*****************************NÃO contém spoiler******************************
Editora: Darkside Books
Autor: Charles Burns / Idioma: Português / Quadrinho Underground / 368 páginas
Ter que se adaptar a uma nova situação, a um novo ambiente, a uma nova vida, tudo graças a uma doença contraída através de relações sexuais que alimentam o medo e os preconceitos alheios, forçando jovens a se isolarem em uma floresta obscura e perigosa. Em Black Hole, lançada originalmente em doze fascículos de 1995 a 2004, Charles Burns explora os dilemas adolescentes através de uma narrativa mórbida que se complementa com traços tenebrosos que causam incômodo e muitas vezes repugnância.
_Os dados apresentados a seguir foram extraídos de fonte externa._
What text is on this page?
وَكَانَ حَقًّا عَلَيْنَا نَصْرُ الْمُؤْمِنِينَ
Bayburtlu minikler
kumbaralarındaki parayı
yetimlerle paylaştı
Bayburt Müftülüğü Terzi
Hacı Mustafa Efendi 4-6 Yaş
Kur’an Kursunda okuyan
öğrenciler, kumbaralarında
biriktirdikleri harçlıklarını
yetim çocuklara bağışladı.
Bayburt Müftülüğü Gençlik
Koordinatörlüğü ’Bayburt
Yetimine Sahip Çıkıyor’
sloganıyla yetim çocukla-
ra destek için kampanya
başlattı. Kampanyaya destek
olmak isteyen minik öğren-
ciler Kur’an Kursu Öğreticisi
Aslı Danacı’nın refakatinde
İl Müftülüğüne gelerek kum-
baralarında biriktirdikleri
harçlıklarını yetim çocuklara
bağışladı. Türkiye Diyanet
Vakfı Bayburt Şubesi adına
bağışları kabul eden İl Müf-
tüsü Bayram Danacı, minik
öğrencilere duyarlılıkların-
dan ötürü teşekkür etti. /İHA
Tendo o ponto de vista de quatro personagens, vamos acompanhando a jornada dos mesmos e de seus amigos na cidade de Seattle nos meados dos anos 70, um período de libertação sexual, artística e de inconsequências juvenis. Temos a realidade influenciando a ficção e vemos uma crítica mordaz em relação as atitudes impensadas dos jovens que se relacionam uns com os outros, sem proteção alguma e sem se preocuparem com as consequências de seus atos. Vemos uma doença sexualmente transmissível se espalhando entre os adolescentes e causando mutações nos mesmos, algumas visíveis, outras nem tanto.Temos um terror psicológico mesclado a um mistério respaldado por assassinatos… bonecas desmembradas penduradas em árvores, pegadas ao redor de barracas que estão no meio da floresta e que servem de refúgio para os jovens exilados e a busca incessante por pertencimento, aceitação e autodescobertas.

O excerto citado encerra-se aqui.